Thursday, July 4, 2013

Happy Independence Day!

I've always been patriotic.  I feel a deeper, more personal connection to Independence Day than I do to any other holiday.  I grew up as an Army brat (my dad retired as a Colonel after 28 years) and I really miss hearing the National Anthem playing over loud speakers across an installation and seeing everyone get out of their cars to salute and cover their hearts.  
I remember that touching me, even as a kid. 

One of my very first memories is of singing Lee Greenwood's "Proud to be an American" while swinging on the playground at my preschool.  I would practice my high-swing and sing it over and over and over. 
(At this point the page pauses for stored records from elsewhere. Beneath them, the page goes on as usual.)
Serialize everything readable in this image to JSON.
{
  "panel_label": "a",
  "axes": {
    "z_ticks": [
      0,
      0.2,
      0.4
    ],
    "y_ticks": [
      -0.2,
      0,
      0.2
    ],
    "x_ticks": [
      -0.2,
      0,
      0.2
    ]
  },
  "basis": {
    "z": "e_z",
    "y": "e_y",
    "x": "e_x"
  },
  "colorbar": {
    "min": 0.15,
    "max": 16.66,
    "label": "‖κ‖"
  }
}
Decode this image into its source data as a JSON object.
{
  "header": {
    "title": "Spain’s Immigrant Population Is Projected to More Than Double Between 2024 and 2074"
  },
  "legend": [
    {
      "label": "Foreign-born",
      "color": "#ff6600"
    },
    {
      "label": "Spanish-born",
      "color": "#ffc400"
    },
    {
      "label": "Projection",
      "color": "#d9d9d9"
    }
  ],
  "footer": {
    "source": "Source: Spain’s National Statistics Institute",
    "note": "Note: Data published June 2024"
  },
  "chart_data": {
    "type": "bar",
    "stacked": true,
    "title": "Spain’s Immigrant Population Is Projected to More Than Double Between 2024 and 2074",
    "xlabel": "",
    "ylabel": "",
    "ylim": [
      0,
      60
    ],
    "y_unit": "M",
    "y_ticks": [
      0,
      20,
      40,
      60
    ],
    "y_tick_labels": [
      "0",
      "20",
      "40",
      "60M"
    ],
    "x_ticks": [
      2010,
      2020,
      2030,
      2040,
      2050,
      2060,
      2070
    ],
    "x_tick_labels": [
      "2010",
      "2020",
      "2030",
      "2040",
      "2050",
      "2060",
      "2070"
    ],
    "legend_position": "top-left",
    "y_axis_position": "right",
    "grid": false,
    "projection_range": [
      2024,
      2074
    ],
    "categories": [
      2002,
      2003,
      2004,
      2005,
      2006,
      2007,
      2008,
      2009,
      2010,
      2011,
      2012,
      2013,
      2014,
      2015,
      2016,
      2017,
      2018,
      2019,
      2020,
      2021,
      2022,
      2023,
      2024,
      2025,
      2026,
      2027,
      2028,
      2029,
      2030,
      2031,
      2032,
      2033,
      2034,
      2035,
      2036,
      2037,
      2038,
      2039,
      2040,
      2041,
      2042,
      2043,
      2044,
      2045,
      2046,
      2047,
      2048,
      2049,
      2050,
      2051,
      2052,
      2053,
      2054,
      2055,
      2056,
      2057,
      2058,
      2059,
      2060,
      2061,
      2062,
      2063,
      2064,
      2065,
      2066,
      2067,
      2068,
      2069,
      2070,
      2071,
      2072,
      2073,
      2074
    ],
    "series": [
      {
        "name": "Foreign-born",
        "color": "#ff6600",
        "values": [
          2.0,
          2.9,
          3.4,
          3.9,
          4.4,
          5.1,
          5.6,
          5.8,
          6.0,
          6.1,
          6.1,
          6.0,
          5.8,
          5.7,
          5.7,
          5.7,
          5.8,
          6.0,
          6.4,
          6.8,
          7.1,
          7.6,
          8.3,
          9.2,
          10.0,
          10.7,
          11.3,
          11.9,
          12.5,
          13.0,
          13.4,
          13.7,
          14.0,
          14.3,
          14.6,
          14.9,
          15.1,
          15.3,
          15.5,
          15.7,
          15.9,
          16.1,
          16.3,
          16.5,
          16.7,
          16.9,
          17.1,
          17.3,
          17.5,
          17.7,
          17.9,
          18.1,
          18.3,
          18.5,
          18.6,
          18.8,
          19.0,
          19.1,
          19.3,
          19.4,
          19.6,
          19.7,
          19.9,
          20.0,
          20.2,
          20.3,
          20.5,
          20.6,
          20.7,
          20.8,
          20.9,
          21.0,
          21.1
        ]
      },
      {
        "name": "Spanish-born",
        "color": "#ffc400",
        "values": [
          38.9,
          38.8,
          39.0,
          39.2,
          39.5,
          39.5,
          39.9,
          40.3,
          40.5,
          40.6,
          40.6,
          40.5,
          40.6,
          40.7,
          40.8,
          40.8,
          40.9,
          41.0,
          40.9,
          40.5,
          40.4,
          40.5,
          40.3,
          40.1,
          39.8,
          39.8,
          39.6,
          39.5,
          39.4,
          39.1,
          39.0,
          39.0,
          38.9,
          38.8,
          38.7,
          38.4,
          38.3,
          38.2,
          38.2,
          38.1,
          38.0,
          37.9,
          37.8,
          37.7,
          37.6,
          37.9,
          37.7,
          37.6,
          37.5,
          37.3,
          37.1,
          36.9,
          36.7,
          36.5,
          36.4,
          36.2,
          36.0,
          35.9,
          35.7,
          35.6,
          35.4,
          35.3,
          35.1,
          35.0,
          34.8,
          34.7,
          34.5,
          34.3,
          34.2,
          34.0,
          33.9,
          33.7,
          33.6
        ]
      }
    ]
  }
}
As a kid, Dad made every effort for us to visit all 50 states in America.  (I've only been to 45 so far, but I know I'll make it to all of them one day.)  My mom is up for a trip anywhere and Dad wanted us to experience all we could, so we traveled A LOT.  Dad always got a photo of

us with every state sign.  A lot of them are in the middle of the night with the only illumination coming from the headlights of my parents' Suburban.  "Kids, wake up!  We're hitting another state!"  Nearly all of my memories of childhood center on the road.






I remember laying my head over the back seat of the car the summer I was thirteen, driving through the empty desert in Arizona, staring into the darkest, starriest sky I'd ever seen.  The thoughts I contemplated on that trip still affect me in my core.









I remember eating the spiciest gingerbread and huddling into a tiny--and warm!--blacksmith shop at Colonial Williamsburg the winter I was seven.  Every time I smell wood burning, I'm transported back to my first--and foggy, and drizzly, yet fantastic--trip to the historical triangle in Virginia (a trip that inspired a still very deep love of American history).







I remember the 20-something hour drive Dad made (in one stretch) from southern Georgia to South Dakota because he'd "always wanted to see Mount Rushmore."  We saw it...and a million prairie dogs, the Badlands, and sunflowers bigger than our heads.  


I remember Dad giving a man in Times Square a bite of his pretzel, just because he asked.  I remember being amazed by the height of the Statue of Liberty and by the mist from Niagara Falls on that same trip.


I remember not being able to take my eyes off of Chimney Rock as we approached from miles away.  I remember driving every back road in Wyoming trying to find wagon-wheel rutts that were supposedly still visible from the Oregon Trail (we never found them) and running around the Dalton Gang hideout with my brother and sister.


I remember peering into the Grand Canyon with my sister while my poor (deathly-afraid-of-heights) mom hollered for us to "get back!"





I remember riding on the back of a horse down the narrowest, steepest trails in Big Bend National Park and walking across the border to Juarez so I could say I'd visited Mexico.  

I remember drinking coffee and eating beignets at Cafe Du Monde...and a muffaletta and Zapps at Central Grocery...and countless other treats shared with my grandparents in New Orleans.


I remember the chills I got when I stepped off of the ferry and onto Fort Sumter during my first trip to Charleston (where Mom took me for my senior trip in high school).  


I remember taking frequent jaunts off of I-40 to ride on the fragments still left of the original Route 66...and sharing a HUGE strawberry shortcake at The Big Texan, a photo opportunity at the Cadillac Ranch, and a creepy night at the historic, haunted St. James Hotel in New Mexico.



The U.S. has such an amazing history and such an awesome span of natural wonders and cultures.  I could honestly write forever about my love for this country.  I feel truly blessed to have been born (although ironically, not in the country) a United States citizen.  Independence Day reminds me not to take that for granted.